В обед Аяз по традиции покинул столовую в числе первых. Точно вызвался местным надзирателем — хмурый и жуткий. Каково же было его удивление, обнаружь он в коридоре кого-то ещё. Да не просто кого-то, а ту самую девчонку, что пожадничала пятью рублями. Что едва не придушила его собственным воротом.
Вера тёрлась у выхода из отделения. Скрестила руки на груди, едва заметно поманила к себе. Мальчик не спешил. Плавно покрутился, поглазел на потолок, выгибаясь в спине. Минуту спустя Вера была вознаграждена за терпение шаркающей походкой в свою сторону. Не похоже, чтобы как-то смущался или опасался. Не вменял предчувствие угрозы. Казался даже компанейским, как тогда, у магазина.
— Пошли.
Аяз надул губки, выказывая сомнение. У Веры в арсенале был и подкуп, и шантаж.

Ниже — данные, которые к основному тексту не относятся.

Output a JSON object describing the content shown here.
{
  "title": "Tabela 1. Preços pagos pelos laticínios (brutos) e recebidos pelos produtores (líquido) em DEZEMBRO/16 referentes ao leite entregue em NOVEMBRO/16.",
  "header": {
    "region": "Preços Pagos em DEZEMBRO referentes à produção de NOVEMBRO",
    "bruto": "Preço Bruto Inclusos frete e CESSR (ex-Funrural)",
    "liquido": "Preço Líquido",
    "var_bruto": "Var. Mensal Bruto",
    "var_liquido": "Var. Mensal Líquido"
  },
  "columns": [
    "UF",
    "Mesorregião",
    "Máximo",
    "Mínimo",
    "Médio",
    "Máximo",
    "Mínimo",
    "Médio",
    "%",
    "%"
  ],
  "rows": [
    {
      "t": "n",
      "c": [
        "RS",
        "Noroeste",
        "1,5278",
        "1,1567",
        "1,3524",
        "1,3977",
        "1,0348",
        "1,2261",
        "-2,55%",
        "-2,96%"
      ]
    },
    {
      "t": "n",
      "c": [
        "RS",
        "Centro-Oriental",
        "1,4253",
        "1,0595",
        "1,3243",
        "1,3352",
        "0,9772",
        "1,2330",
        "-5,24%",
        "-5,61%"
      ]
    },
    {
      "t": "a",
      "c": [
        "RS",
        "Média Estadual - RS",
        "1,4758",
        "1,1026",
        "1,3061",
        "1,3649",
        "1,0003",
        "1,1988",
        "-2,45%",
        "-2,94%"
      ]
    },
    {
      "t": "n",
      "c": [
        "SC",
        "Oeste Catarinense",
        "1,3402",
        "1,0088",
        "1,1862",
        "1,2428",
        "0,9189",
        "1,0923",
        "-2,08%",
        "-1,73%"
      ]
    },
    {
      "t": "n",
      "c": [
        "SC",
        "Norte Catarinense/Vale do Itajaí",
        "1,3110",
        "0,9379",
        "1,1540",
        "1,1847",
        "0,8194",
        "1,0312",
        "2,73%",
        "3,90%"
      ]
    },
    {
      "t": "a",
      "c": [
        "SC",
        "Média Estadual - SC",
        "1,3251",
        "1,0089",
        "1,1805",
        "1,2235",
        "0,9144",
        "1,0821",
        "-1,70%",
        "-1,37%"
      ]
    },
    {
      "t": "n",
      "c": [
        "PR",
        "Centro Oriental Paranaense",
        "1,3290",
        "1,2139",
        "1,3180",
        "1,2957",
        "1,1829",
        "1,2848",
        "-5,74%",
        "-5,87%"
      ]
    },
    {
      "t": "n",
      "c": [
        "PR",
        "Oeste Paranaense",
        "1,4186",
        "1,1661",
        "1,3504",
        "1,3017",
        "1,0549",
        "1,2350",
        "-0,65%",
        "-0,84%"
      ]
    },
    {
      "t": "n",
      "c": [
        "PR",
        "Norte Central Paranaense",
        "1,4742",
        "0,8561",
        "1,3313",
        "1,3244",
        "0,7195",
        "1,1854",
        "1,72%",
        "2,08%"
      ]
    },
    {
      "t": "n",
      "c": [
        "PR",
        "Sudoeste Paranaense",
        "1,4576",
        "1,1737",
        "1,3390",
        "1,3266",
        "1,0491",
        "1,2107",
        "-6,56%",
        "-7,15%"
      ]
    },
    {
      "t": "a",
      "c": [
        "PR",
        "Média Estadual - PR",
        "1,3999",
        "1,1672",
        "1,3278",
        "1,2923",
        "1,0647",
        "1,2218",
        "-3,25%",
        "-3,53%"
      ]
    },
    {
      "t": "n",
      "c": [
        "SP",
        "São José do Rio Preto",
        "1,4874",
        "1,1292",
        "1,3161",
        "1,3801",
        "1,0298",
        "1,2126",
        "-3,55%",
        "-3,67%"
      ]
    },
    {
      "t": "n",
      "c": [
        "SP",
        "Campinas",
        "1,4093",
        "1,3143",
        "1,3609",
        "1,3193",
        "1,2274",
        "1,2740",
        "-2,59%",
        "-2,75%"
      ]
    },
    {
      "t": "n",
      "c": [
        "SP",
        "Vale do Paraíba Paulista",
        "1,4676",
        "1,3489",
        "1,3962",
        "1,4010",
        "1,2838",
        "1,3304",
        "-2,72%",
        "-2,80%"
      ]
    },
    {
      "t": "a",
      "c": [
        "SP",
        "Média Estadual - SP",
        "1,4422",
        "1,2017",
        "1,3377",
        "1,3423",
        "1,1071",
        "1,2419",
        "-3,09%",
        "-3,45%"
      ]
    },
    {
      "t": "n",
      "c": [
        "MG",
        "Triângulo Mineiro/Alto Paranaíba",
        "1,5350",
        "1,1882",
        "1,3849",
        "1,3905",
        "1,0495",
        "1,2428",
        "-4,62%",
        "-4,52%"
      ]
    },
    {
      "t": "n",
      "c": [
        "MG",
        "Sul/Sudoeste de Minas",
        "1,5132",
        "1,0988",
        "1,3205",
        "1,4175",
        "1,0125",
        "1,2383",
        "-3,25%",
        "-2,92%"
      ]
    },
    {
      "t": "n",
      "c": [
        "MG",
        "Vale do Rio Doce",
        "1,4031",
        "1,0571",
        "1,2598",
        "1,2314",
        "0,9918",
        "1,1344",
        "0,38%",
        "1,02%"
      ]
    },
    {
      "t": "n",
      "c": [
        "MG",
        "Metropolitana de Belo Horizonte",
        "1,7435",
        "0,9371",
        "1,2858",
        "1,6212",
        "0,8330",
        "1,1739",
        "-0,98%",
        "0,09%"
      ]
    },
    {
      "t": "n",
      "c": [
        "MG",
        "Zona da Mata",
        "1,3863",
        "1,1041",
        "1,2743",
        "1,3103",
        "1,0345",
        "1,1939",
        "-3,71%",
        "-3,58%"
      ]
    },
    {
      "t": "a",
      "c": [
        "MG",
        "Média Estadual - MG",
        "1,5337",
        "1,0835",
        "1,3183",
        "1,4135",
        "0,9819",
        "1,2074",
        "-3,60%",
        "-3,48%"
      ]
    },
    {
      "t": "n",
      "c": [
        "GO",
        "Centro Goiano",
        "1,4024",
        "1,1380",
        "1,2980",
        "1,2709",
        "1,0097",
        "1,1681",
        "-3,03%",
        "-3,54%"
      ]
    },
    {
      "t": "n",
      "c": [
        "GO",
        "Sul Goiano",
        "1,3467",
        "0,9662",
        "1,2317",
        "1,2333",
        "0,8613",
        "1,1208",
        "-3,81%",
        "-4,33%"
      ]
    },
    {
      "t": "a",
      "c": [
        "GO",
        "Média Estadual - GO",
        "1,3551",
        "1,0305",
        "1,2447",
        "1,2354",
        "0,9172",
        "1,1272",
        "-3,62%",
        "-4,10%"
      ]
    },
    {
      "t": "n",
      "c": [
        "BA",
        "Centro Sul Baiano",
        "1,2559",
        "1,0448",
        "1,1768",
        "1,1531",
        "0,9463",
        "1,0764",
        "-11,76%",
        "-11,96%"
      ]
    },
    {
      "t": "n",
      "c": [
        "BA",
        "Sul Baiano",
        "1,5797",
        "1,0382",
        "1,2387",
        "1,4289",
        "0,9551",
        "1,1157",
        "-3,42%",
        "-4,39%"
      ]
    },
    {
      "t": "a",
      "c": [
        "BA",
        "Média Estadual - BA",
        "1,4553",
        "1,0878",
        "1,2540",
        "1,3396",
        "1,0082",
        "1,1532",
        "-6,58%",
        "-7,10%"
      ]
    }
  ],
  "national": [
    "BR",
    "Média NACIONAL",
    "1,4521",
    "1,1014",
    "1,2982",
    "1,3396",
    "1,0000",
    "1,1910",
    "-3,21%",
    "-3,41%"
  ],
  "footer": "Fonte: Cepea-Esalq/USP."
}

Но она, уставшая от свалившегося на неё груза, обратилась к другому:
— Пошли, говорю, — и, не дожидаясь, зашагала к лестнице.
Опустила плечи, услыхав, как, пусть с задержкой, тот последовал за ней. На пролёте поравнялись. Вера так и держала руки скрещенными. Обнимала себя. Косилась, рассматривала. Осоловелый взор, перевязанная голова. Свежий бинт стягивал затылок, кончики ушей и лоб. «Ёжик», чёрный и блестящий, торчал во все стороны. Цветок в горшке. Внутри — одна гниль.
— Слушай, — неуверенно начала Вера. — Ты точно не брал мой мобильный телефон?
Кивнул. Движение шеей приносило боль, но он всё равно кивнул. Девчонка куснула заусенцы. Хотелось кричать и драться. Кому верить? Себе. Сотовый умыкнули, потому что диковинка? Или чтобы не могла звонить, кроме как с поста, под присмотром?
— Я не хотела, прости.
Аяз не принял лживых извинений. Создавалось впечатление, что он в принципе сейчас не слышал её. Что все вербальные знаки она интерпретировала в свою пользу напрасно.
— Крепко спишь, кстати. Стою над тобой — вообще не замечаешь.
Мальчик поглядел на неё.
— О, ты всё-таки здесь. Ёлки-палки, умеешь же разговаривать! Язык проглотил?